The magistrate did not provide an explanation for his finding that the plaintiff should be compensated for his wife’s attendant care at the rate charged by a home nursing agency. We believe the record to be devoid of sufficient information to make such a finding. We therefore remand this portion of the case to the magistrate, to determine what compensation is reasonable under these facts.

B

The hearing referee awarded the plaintiff’s compensation, "subject to cost-of-living increases.” The wcab held that this provision of the award was, "unenforceable,” and the Court of Appeals affirmed. We find that our opinion in Kosiel, supra, also controls the resolution of this issue.

In Kosiel, the magistrate ordered a certain level of compensation, "until the further order of the Department.” We stated that the order

did not represent a final determination of the value of nursing services for the duration of plaintiff’s life; rather, it contemplated the need to adjust the amount at some point in the future in response to such changes as increases or decreases in wage rates or inflation.
Like the statutory standard, the order provides the necessary flexibility to allow a future determi*147nation or "reasonableness” in keeping with the humanitarian objectives that underlie the wdca. [Id. at 381-383.]

Obviously, then, a magistrate is empowered to award cost-of-living increases at a time after a nonfinal determination when such increases are appropriate.

We find that the hearing referee’s order in this case served the same permissible purpose as the order in Kosiel, to allow the plaintiff’s award to evolve as conditions changed. Admittedly, the order in this case is more troublesome, because it provided an award that was not specific or determinable by some set formula. Because this type of award is permissible, however, we think it best to remand this aspect of the case to the magistrate, as part of the determination of what compensation is reasonable in this case. We feel that it would be inequitable, as well as contrary to the spirit of our reasoning in Kosiel, to hold that the services of the plaintiff’s wife must be compensated at a level found to be appropriate in 1985. The Court of Appeals may or may not be correct in its assessment that $3.75 an hour was fair compensation for attendant care a decade ago, but there is little doubt that this figure, well under the current minimum wage, is no longer adequate.

Sokolek affirmed.

Riza reversed.

Mullins affirmed in part, reversed in part, and remanded.

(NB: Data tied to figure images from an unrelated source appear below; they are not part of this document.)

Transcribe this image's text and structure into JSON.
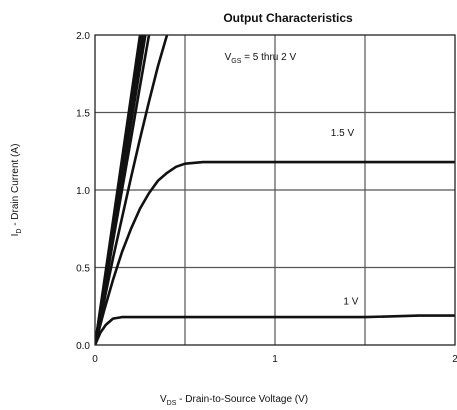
{
  "chart_data": {
    "type": "line",
    "title": "Output Characteristics",
    "xlabel": {
      "main": "V",
      "sub": "DS",
      "rest": " -  Drain-to-Source Voltage (V)"
    },
    "ylabel": {
      "main": "I",
      "sub": "D",
      "rest": " -  Drain Current (A)"
    },
    "xlim": [
      0,
      2
    ],
    "ylim": [
      0,
      2
    ],
    "grid": true,
    "x_ticks": [
      0,
      0.5,
      1,
      1.5,
      2
    ],
    "x_tick_labels": [
      "0",
      "",
      "1",
      "",
      "2"
    ],
    "y_ticks": [
      0,
      0.5,
      1,
      1.5,
      2
    ],
    "y_tick_labels": [
      "0.0",
      "0.5",
      "1.0",
      "1.5",
      "2.0"
    ],
    "annotations": [
      {
        "main": "V",
        "sub": "GS",
        "rest": " = 5 thru 2 V",
        "x": 0.72,
        "y": 1.84
      },
      {
        "main": "1.5 V",
        "sub": "",
        "rest": "",
        "x": 1.31,
        "y": 1.35
      },
      {
        "main": "1 V",
        "sub": "",
        "rest": "",
        "x": 1.38,
        "y": 0.26
      }
    ],
    "series": [
      {
        "x": [
          0,
          0.05,
          0.1,
          0.15,
          0.2,
          0.25
        ],
        "y": [
          0,
          0.4,
          0.8,
          1.2,
          1.6,
          2.0
        ]
      },
      {
        "x": [
          0,
          0.05,
          0.1,
          0.15,
          0.2,
          0.26
        ],
        "y": [
          0,
          0.38,
          0.76,
          1.14,
          1.52,
          2.0
        ]
      },
      {
        "x": [
          0,
          0.05,
          0.1,
          0.15,
          0.2,
          0.27
        ],
        "y": [
          0,
          0.37,
          0.74,
          1.11,
          1.48,
          2.0
        ]
      },
      {
        "x": [
          0,
          0.05,
          0.1,
          0.15,
          0.2,
          0.28
        ],
        "y": [
          0,
          0.36,
          0.71,
          1.07,
          1.43,
          2.0
        ]
      },
      {
        "x": [
          0,
          0.05,
          0.1,
          0.15,
          0.2,
          0.25,
          0.3
        ],
        "y": [
          0,
          0.33,
          0.67,
          1.0,
          1.33,
          1.67,
          2.0
        ]
      },
      {
        "x": [
          0,
          0.05,
          0.1,
          0.15,
          0.2,
          0.25,
          0.3,
          0.35,
          0.4
        ],
        "y": [
          0,
          0.28,
          0.56,
          0.82,
          1.08,
          1.33,
          1.57,
          1.8,
          2.0
        ]
      },
      {
        "x": [
          0,
          0.05,
          0.1,
          0.15,
          0.2,
          0.25,
          0.3,
          0.35,
          0.4,
          0.45,
          0.5,
          0.6,
          0.8,
          1.0,
          1.2,
          1.5,
          2.0
        ],
        "y": [
          0,
          0.22,
          0.42,
          0.6,
          0.75,
          0.88,
          0.98,
          1.06,
          1.11,
          1.15,
          1.17,
          1.18,
          1.18,
          1.18,
          1.18,
          1.18,
          1.18
        ]
      },
      {
        "x": [
          0,
          0.03,
          0.06,
          0.1,
          0.15,
          0.2,
          0.3,
          0.5,
          0.8,
          1.0,
          1.2,
          1.5,
          1.8,
          2.0
        ],
        "y": [
          0,
          0.08,
          0.13,
          0.17,
          0.18,
          0.18,
          0.18,
          0.18,
          0.18,
          0.18,
          0.18,
          0.18,
          0.19,
          0.19
        ]
      }
    ]
  }
}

Mallett, J., concurred with Brickley, C.J., and Levin, J.

The cost of living and rate of compensation issues in Mullins are not relevant to the other cases decided in this consolidated opinion. In the interest of clarity, they will not be discussed until after the issues common to all three opinions have been resolved.

MCL 418.315(1); MSA 17.237(315)(1).

MCL 418.381(3); MSA 17.237(381)(3).

See Hurd v Ford Motor Co, 423 Mich 531; 377 NW2d 300 (1985).

Hurd, supra at 540 (opinion of Levin, J.).